Nania membenamkan kepalanya di dada suami. Mengendus bau suaminya adalah hobi Nania sejak hamil. Mungkin sebagian orang menganggap aneh, tetapi bagi Nania, hal itu bisa membuatnya nyaman dan meluluhan rasa lelah yang dirasa.

"Ya sudah, kita tidur yuk, Mas. Sudah larut. Besok Mas Dika ada meeting pagi, kan?"


"Iya. Biar besok semangat meetingnya, kita ibadah dulu yuk, sayang." Serigaian nakal terukir di wajah pria itu.


Di bawah temaram cahaya bulan, sepasang suami istri itu menghabiskan malam indah bersama.
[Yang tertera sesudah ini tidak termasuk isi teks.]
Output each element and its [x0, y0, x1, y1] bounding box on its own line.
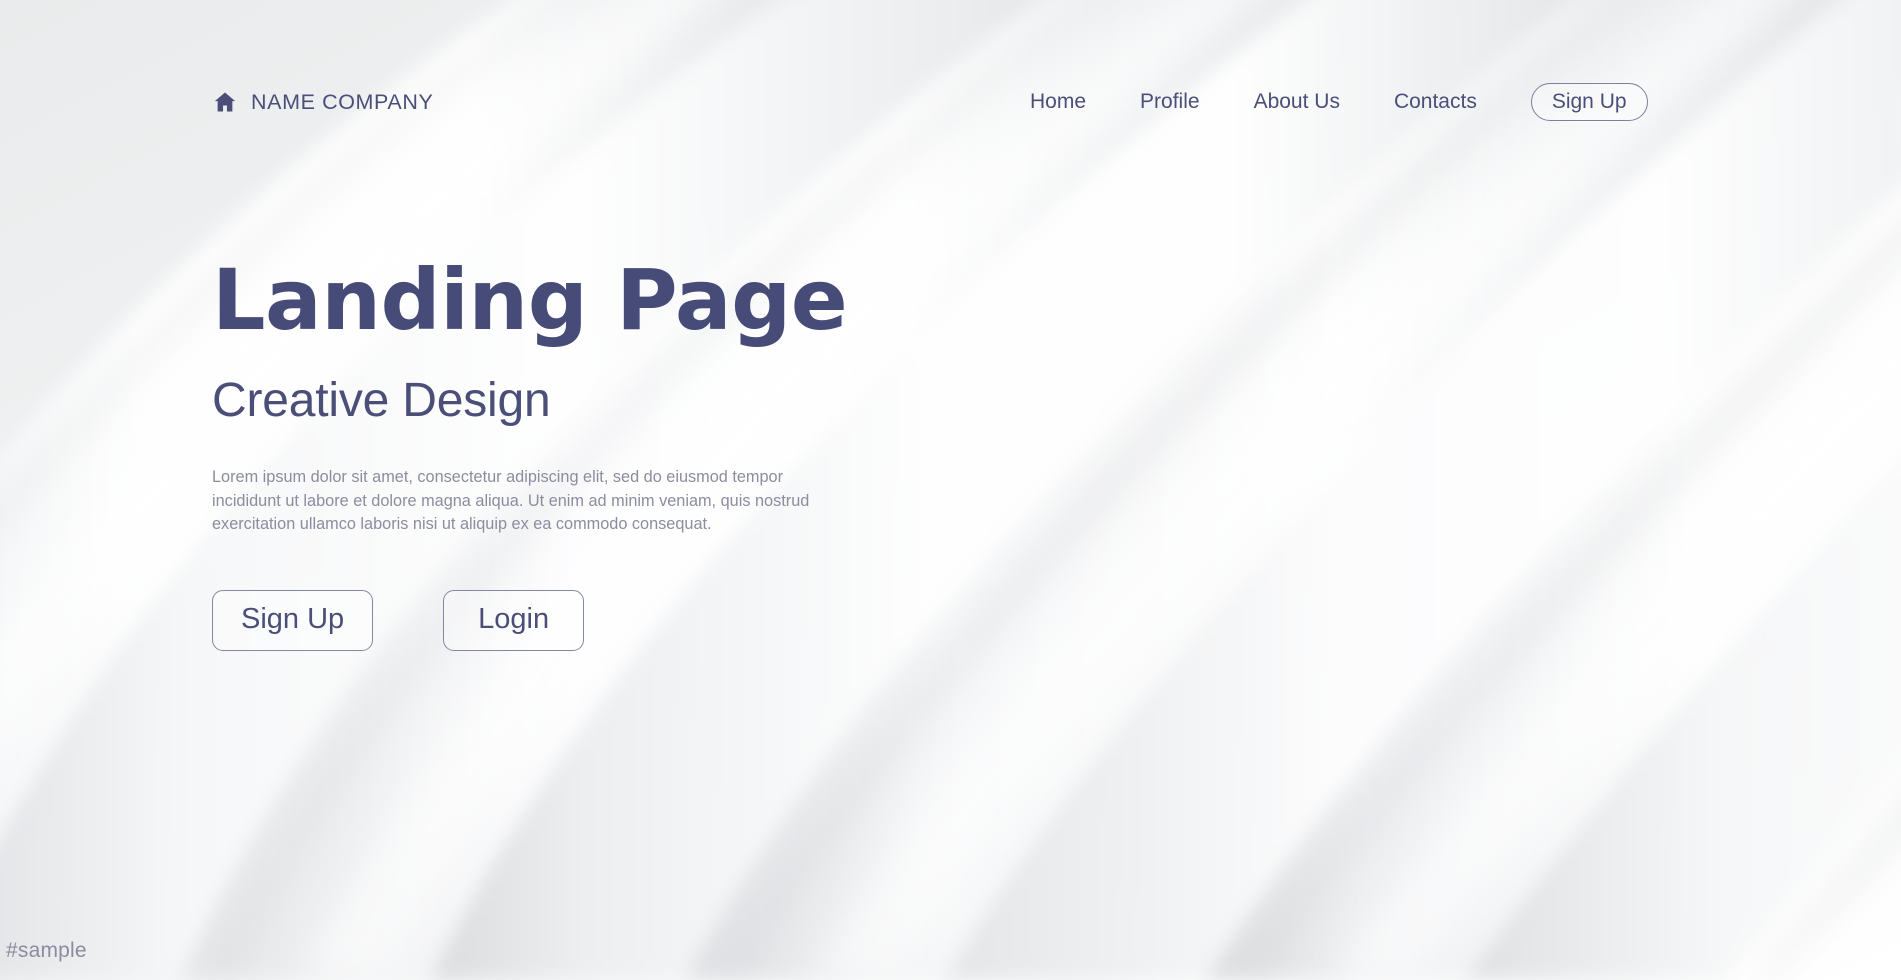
hero-actions: Sign Up Login	[212, 590, 912, 652]
nav-item-profile[interactable]: Profile	[1140, 90, 1200, 114]
nav-signup-button[interactable]: Sign Up	[1530, 83, 1648, 121]
hero-signup-button[interactable]: Sign Up	[212, 590, 374, 652]
watermark-tag: #sample	[6, 939, 87, 962]
nav-item-about-us[interactable]: About Us	[1254, 90, 1340, 114]
site-header: NAME COMPANY Home Profile About Us Conta…	[0, 78, 1901, 126]
hero-title: Landing Page	[212, 251, 848, 349]
hero-section: Landing Page Creative Design Lorem ipsum…	[212, 251, 912, 652]
brand-logo[interactable]: NAME COMPANY	[212, 89, 433, 115]
brand-name: NAME COMPANY	[251, 89, 434, 114]
hero-paragraph: Lorem ipsum dolor sit amet, consectetur …	[212, 468, 810, 533]
main-nav: Home Profile About Us Contacts Sign Up	[1030, 78, 1648, 126]
nav-item-contacts[interactable]: Contacts	[1394, 90, 1477, 114]
hero-login-button[interactable]: Login	[443, 590, 585, 652]
hero-subtitle: Creative Design	[212, 374, 551, 427]
home-icon	[214, 92, 236, 112]
nav-item-home[interactable]: Home	[1030, 90, 1086, 114]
Dalam balutan rasa cinta halal atas karunia Sang Pencipta. Cinta suci yang lahir dari hati yang terjaga. Hati yang terjaga untuk dilabuhkan pada yang berhak menerima. Kekasih halal yang sudah ditakdirkan Allah untuk hidup bersama rumah tangga untuk mengagungkan Sang Pencipta.